My life is busy.  Like most American moms, it's packed with activities and juggling housework and 'real work' and appointments and homework.  And I find that I begin to survey it, quantify it, pick it apart with an eye to efficiency, wondering where I can weed things out to give myself more time for the things that matter.

But here's the problem.

When I identify weeds and begin to yank them from my life with abandon in a desperate attempt to make the day "work" better or make schedules "go more smoothly," I find myself touchy, driven, crazy.  I find myself yelling at the kids, especially the one who is singing a song she made up instead of finding socks:  "Get your shoes on!  Don't you know we'll be late?  Don't you know YOU are making us late?!"

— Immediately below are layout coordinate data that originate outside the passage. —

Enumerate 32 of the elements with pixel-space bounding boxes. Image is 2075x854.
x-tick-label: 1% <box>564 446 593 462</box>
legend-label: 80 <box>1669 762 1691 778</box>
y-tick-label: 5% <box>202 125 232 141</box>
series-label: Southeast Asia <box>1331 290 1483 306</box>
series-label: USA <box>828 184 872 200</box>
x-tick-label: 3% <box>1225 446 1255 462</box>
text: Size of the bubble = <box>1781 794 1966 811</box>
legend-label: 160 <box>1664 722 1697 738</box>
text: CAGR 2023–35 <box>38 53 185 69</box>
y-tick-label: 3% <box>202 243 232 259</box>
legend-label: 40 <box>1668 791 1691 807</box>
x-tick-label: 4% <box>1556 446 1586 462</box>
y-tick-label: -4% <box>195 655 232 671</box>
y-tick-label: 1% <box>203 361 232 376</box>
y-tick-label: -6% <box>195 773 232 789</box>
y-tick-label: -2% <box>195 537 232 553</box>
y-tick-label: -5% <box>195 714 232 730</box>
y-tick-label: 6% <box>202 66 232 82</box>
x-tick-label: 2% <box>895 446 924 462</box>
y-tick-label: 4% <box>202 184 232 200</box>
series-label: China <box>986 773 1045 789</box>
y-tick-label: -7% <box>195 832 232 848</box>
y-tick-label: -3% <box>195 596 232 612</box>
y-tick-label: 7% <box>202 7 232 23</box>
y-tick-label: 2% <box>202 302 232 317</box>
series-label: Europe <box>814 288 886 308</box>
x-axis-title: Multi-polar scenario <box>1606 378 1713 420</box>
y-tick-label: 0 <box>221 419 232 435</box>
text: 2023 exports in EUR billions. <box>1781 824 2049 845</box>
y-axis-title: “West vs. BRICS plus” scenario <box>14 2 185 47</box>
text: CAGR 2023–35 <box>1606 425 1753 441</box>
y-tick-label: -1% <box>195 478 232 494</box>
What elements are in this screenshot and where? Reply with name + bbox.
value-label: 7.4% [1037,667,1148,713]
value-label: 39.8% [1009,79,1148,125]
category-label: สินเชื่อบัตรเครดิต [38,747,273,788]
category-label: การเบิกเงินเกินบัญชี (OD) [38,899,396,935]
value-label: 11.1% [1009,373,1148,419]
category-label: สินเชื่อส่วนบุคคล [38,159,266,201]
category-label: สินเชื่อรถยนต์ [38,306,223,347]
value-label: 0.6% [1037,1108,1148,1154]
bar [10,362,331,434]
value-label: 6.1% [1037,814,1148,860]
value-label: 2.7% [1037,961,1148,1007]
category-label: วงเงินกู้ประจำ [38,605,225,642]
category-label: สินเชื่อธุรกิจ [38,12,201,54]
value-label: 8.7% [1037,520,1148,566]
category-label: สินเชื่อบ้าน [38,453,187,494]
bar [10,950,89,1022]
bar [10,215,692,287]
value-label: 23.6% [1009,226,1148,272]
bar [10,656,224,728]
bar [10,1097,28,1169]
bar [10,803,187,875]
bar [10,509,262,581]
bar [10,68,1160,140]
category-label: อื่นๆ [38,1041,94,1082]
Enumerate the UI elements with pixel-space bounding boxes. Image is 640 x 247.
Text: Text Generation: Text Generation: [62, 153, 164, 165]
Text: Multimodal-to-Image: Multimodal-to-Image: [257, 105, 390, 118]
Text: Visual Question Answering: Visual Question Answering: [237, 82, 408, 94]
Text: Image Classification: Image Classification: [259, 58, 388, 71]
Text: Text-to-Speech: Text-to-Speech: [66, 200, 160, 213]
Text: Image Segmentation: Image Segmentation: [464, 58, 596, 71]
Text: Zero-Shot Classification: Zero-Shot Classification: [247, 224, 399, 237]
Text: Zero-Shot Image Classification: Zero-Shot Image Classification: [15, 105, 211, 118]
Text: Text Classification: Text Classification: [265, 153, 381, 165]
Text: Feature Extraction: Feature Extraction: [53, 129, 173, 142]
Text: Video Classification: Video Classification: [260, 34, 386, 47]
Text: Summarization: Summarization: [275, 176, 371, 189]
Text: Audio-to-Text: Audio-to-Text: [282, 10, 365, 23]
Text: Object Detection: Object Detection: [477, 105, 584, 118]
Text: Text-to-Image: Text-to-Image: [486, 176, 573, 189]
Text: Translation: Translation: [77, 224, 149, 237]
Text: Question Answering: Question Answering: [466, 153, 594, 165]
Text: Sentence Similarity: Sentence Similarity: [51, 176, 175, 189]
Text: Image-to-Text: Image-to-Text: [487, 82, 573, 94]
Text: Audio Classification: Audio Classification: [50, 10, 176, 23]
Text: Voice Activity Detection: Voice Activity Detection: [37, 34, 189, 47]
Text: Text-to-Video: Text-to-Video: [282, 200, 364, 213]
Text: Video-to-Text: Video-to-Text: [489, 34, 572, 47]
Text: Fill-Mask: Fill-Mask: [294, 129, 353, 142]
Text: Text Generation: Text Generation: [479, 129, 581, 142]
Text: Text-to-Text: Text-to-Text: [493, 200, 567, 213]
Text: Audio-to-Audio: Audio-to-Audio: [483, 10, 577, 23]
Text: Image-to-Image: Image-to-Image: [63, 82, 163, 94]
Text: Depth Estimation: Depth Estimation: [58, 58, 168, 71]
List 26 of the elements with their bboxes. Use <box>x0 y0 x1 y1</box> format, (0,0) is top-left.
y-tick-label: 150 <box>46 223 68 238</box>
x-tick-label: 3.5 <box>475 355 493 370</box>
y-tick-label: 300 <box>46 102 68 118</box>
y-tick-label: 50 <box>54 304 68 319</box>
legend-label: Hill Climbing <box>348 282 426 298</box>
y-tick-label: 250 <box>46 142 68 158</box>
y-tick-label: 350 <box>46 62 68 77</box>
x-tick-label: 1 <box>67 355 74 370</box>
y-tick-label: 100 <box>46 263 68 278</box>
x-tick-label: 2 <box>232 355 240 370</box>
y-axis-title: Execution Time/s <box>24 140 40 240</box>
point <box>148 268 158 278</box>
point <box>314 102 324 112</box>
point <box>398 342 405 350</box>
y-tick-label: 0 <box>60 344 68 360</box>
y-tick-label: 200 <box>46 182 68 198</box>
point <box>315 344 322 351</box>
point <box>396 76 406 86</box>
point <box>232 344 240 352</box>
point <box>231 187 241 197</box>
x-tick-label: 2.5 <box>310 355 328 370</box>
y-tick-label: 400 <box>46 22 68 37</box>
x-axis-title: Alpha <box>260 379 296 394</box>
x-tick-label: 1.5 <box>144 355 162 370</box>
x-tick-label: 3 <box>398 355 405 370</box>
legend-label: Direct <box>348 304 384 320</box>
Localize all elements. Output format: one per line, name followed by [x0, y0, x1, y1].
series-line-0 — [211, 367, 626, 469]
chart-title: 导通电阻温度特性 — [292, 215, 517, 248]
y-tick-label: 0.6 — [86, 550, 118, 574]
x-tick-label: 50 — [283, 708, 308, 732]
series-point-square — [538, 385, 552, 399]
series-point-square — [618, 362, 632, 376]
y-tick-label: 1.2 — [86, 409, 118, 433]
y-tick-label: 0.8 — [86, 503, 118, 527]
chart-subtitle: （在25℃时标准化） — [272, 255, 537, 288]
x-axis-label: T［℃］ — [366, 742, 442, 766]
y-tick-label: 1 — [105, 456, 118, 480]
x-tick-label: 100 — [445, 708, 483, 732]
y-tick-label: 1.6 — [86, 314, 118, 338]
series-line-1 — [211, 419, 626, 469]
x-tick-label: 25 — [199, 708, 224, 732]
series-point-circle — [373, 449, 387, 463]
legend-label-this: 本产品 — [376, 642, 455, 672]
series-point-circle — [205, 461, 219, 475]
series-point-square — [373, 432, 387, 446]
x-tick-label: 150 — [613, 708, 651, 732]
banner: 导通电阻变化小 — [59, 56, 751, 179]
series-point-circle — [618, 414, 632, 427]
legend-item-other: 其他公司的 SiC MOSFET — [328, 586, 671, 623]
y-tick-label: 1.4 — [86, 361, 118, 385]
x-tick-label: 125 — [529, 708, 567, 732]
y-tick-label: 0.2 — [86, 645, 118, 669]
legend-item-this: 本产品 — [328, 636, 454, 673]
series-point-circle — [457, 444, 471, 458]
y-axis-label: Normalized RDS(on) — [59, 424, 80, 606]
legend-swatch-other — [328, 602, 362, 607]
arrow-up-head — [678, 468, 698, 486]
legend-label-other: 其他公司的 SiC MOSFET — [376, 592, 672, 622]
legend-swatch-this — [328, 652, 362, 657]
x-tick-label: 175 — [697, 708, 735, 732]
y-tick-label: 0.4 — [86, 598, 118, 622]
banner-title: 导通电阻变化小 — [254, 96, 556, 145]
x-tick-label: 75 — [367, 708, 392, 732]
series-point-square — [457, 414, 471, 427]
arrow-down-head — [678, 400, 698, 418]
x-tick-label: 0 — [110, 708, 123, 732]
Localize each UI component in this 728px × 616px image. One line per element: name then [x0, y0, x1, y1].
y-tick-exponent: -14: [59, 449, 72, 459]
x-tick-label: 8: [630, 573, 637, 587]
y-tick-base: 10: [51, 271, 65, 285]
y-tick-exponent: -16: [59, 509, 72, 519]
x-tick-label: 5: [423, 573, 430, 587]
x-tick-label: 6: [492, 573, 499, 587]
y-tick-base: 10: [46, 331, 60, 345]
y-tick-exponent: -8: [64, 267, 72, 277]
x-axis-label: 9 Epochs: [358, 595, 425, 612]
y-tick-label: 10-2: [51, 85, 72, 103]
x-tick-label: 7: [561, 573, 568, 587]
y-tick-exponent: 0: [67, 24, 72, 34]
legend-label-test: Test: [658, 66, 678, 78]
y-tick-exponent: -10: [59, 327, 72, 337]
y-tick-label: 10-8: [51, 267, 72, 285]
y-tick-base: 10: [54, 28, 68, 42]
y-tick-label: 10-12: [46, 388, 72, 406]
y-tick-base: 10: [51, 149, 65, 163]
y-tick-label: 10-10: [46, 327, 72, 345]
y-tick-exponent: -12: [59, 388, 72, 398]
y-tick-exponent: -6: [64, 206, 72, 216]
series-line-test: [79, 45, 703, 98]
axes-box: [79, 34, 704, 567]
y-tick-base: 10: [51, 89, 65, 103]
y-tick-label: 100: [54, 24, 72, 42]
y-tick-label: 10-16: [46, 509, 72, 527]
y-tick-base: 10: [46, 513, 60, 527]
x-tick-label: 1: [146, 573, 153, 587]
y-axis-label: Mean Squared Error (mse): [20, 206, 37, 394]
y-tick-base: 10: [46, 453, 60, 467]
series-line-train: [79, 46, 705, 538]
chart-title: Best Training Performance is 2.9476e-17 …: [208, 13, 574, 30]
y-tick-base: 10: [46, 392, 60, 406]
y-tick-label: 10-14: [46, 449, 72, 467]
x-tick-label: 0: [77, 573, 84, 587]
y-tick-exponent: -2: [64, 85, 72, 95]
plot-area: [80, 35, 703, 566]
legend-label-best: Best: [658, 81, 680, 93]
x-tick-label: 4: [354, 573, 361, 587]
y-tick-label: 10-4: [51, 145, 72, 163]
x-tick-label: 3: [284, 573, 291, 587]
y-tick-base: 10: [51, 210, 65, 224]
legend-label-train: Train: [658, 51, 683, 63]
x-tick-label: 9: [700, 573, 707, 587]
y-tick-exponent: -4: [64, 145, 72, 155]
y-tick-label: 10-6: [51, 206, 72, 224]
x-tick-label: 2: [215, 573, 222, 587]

 In my bid for efficiency, am I pulling and discarding the things that make my life beautiful, worthwhile, inherently valuable?

Are these moments my dandelions, my moments of wonder and beauty?

* tying my second grader's shoes (though they really should have learned how to do it by now) and using that moment to ask about her upcoming day

* lingering at the breakfast table with my husband (though it means my carefully ordered sequence of events--lunch-making, followed by x, followed by x will be disrupted)


* sitting in the car with my ten-year old while we wait for the bus, chatting about 'nothing,' instead of shoving her out the door so I can get started with 'my' morning earlier


* forgetting about the laundry and my dirty house to sit down and write this with a cup of tea

(If I just streamlined my life, I've thought, and kept to a better schedule, and if the kids clipped along at a more efficient pace, think of all I could accomplish!  But then I might miss the wisteria rambling on the fence or. . .)

* taking my lunch with a good book instead of my phone

* putting off an 'urgent' task to go to coffee with a friend, and not checking the clock once

* snuggling with my 14-year old on the couch when she should be 'getting right to her homework'

* taking the dog for a long walk, not just for exercise or to fulfill a goal, but because we are both having such a lovely time

* letting the kids pull me down for one last hug at bedtime, one last kiss, one last secret. . .repeat and repeat

* staying up later than I should to finish a book, or write to a friend, or simply pillow talk with my spouse


Perhaps the weeds that I am so ready to pull in order to get on with a schedule or arrive on time or excise to make way for 'meaningful' work (work that pays, work that recognizes, work that affirms my ideas of success) are the blooming things that make my days beautiful, that builds relationships, that recognizes truth and goodness and the sacredness of all things.

Since my In Praise of Weeds Walk, I have tried to become more cognizant of my sight, of the things I filter out to "get to the point."  Because like Zoe's bouquets of dandelions, the moments that matter most in my life are short, and pass quickly, and if I do not linger, blow away in the wind.



So today, look with the eyes of a child.  See the back-alley weeds in your life, the ones sprouting from the cracked sidewalk cement, the ones surprising you with astounding color in your otherwise monochromatic
lawns.   Catch your breath in wonder.  Aren't they beautiful?

Comments

Christen said…
When you write your adult book, I want a whole bunch of daily miracles including this one. Just smashing.
Country Girl said…
Sorry, it wouldn't let me post my own comment, so I'm tagging along with Christen. So beautifully put, Kim, I really needed to read that tonight!